Readers unfamiliar with "Trickster" by Steve Rasnic Tem may prefer to read these notes only after reading the story.
Greg has a hard time believing his brother Alex died the year before. While he and his wife are navigating a congested San Francisco street traffic, Greg thinks one of the masked Halloween revelers who stop their car is Alex. This leads to Greg's night-long pursuit on foot of figures he thinks are Alex.
He’d always been a trickster—even as a child. Not content to be a mere practical joker, he played with death.
It started with snakes and spiders, the usual thing, dropping them down girls’ dresses and laughing when the girls went squealing to the teacher. But after a time he began adding a trick or two of his own: eating the spiders while the girls withered before him, carrying dead lizards around in his pockets for days in the hot summers. He was fascinated by such things, and even more fascinated by people’s reactions to them.
I remember once when the family was on a picnic, having a good time. We heard him screaming and looked up just in time to see him toppling off the edge of the Powell River Bridge. I thought our mother was going to die of fright. We ran over and found him hanging on a cable under the bridge, laughing at us....
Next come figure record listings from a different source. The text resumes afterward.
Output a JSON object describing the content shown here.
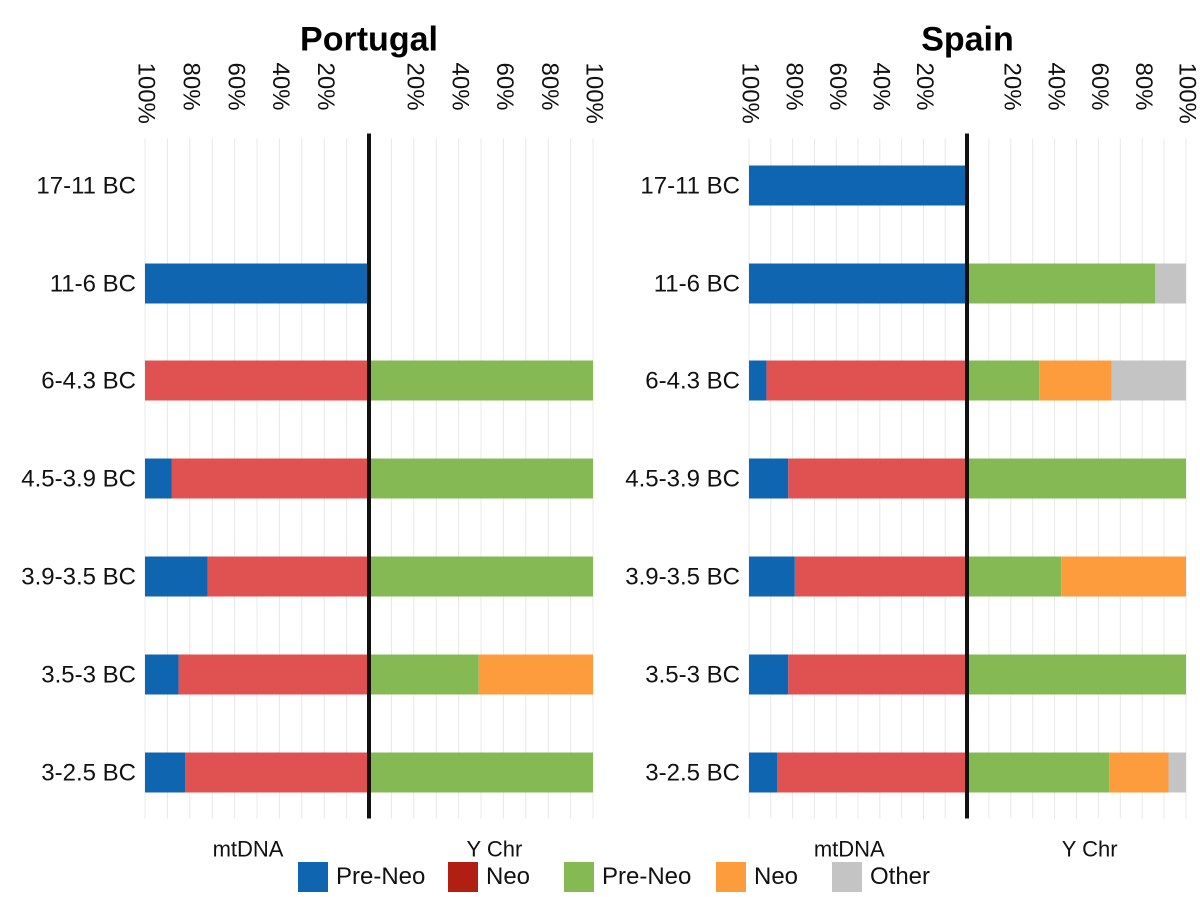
{
  "chart_data": [
    {
      "type": "bar",
      "title": "Portugal",
      "categories": [
        "17-11 BC",
        "11-6 BC",
        "6-4.3 BC",
        "4.5-3.9 BC",
        "3.9-3.5 BC",
        "3.5-3 BC",
        "3-2.5 BC"
      ],
      "left_axis": {
        "label": "mtDNA",
        "ticks": [
          "100%",
          "80%",
          "60%",
          "40%",
          "20%"
        ],
        "range": [
          0,
          100
        ],
        "series": [
          {
            "name": "Pre-Neo",
            "color": "#1065b0",
            "values": [
              0,
              100,
              0,
              12,
              28,
              15,
              18
            ]
          },
          {
            "name": "Neo",
            "color": "#e05252",
            "values": [
              0,
              0,
              100,
              88,
              72,
              85,
              82
            ]
          }
        ]
      },
      "right_axis": {
        "label": "Y Chr",
        "ticks": [
          "20%",
          "40%",
          "60%",
          "80%",
          "100%"
        ],
        "range": [
          0,
          100
        ],
        "series": [
          {
            "name": "Pre-Neo",
            "color": "#85b954",
            "values": [
              0,
              0,
              100,
              100,
              100,
              49,
              100
            ]
          },
          {
            "name": "Neo",
            "color": "#fc9c3c",
            "values": [
              0,
              0,
              0,
              0,
              0,
              51,
              0
            ]
          },
          {
            "name": "Other",
            "color": "#c4c4c4",
            "values": [
              0,
              0,
              0,
              0,
              0,
              0,
              0
            ]
          }
        ]
      },
      "grid": true
    },
    {
      "type": "bar",
      "title": "Spain",
      "categories": [
        "17-11 BC",
        "11-6 BC",
        "6-4.3 BC",
        "4.5-3.9 BC",
        "3.9-3.5 BC",
        "3.5-3 BC",
        "3-2.5 BC"
      ],
      "left_axis": {
        "label": "mtDNA",
        "ticks": [
          "100%",
          "80%",
          "60%",
          "40%",
          "20%"
        ],
        "range": [
          0,
          100
        ],
        "series": [
          {
            "name": "Pre-Neo",
            "color": "#1065b0",
            "values": [
              100,
              100,
              8,
              18,
              21,
              18,
              13
            ]
          },
          {
            "name": "Neo",
            "color": "#e05252",
            "values": [
              0,
              0,
              92,
              82,
              79,
              82,
              87
            ]
          }
        ]
      },
      "right_axis": {
        "label": "Y Chr",
        "ticks": [
          "20%",
          "40%",
          "60%",
          "80%",
          "100%"
        ],
        "range": [
          0,
          100
        ],
        "series": [
          {
            "name": "Pre-Neo",
            "color": "#85b954",
            "values": [
              0,
              86,
              33,
              100,
              43,
              100,
              65
            ]
          },
          {
            "name": "Neo",
            "color": "#fc9c3c",
            "values": [
              0,
              0,
              33,
              0,
              57,
              0,
              27
            ]
          },
          {
            "name": "Other",
            "color": "#c4c4c4",
            "values": [
              0,
              14,
              34,
              0,
              0,
              0,
              8
            ]
          }
        ]
      },
      "grid": true
    }
  ],
  "legend": [
    {
      "label": "Pre-Neo",
      "color": "#1065b0"
    },
    {
      "label": "Neo",
      "color": "#b01f12"
    },
    {
      "label": "Pre-Neo",
      "color": "#85b954"
    },
    {
      "label": "Neo",
      "color": "#fc9c3c"
    },
    {
      "label": "Other",
      "color": "#c4c4c4"
    }
  ]
}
Alex is a remorseless trickster until the end of his life. No one is spared, least of all Greg. So it's no wonder Greg thinks Alex is ready to reveal the greatest punchline of all: he is still alive.
“Talk to me,” she said.
“He’s still alive.” It was all I could say. The man in the clown mask still stared at me. Under the dim light in the corner he looked like an old photograph, yellowed and cracking, the surface of the photograph beginning to flake away from its backing. He still hadn’t been served. The waitress walked right by him.
At the next table a group of people in peasant costumes and elegant masks were playing a fortune-telling game with cups of water, potato chips, and dirt. A beautiful blonde wearing a silk blindfold was feeling the outside of each cup, trying to decide in which one to put her fingers. There was a flowerpot behind them; I supposed that’s where they’d gotten the dirt. One of the waitresses glanced at them, frowning.
“Greg, I know you’re upset …”
I looked at her. “I’m sorry, but that was him … or what’s left of him. He’s waiting.”
“What’s he waiting for, Greg?”
“I don’t know, but I think it’s me …” I looked away, trying to look at the ocean, the waves breaking, then looked back at the room and saw the grin, the wide glowing grin, one tooth missing. Alex was sitting where the clown had been.
[....] I reached for the grin, tripped, and crashed into the fortune-telling party; I looked down at my hand in the cup of dirt. When I looked at the table where the clown had been, a huge jack-o’-lantern sat there, almost covering the small tabletop, a candle behind the enormous grin, flickering, creating shadows. I grabbed the waitress who had come to help me.
“The man who was there … at that table … the clown mask …” I gasped.
She looked at me nervously and pulled away. “No one sat here tonight. This is my station. The pumpkin, you know? We put the pumpkin on this table.”
Marcie got me out to the car, holding me up when I stumbled. Several people grinned at us, thinking I was drunk, I suppose. I kept turning back to the restaurant, the dark line of ocean, looking, looking. And just before Marcie shoved me into the passenger seat I saw the clown again, standing on the cliff beside the restaurant, taking off his mask.
And revealing another mask, a white glistening face, beneath it.
Marcie was quiet for most of the ride back into town. Then she glanced over at my dirt-encrusted hand. “You got pretty dirty there. What were they doing with those cups anyway?”
“Fortune-telling,” I said, staring at the road, waiting for something, anything to cross the path of the speeding car. I had the unnerving sensation of shadows in my peripheral vision. “You use dishes: one of water, one of meal—they used potato chips for the meal—and one of dirt. The one you put your fingers in reveals your destiny.”
“And dirt? What is that supposed to mean?”
“Death,” I said....
Headlong through the night, on foot after Marcie retreats to home and bed, Greg finally picks up Alex's trail in Golden Gate Park. From there, brother confronts brother in a single-room bolt hole. Once there, Greg learns Alex the trickster has a last mortal gag to pull.
Steve Rasnic Tem's skill at strange-making turns a trite Halloween coming of age cliche into a superb short story of real uncanny power.
"Trickster" is worth seeking out and reading.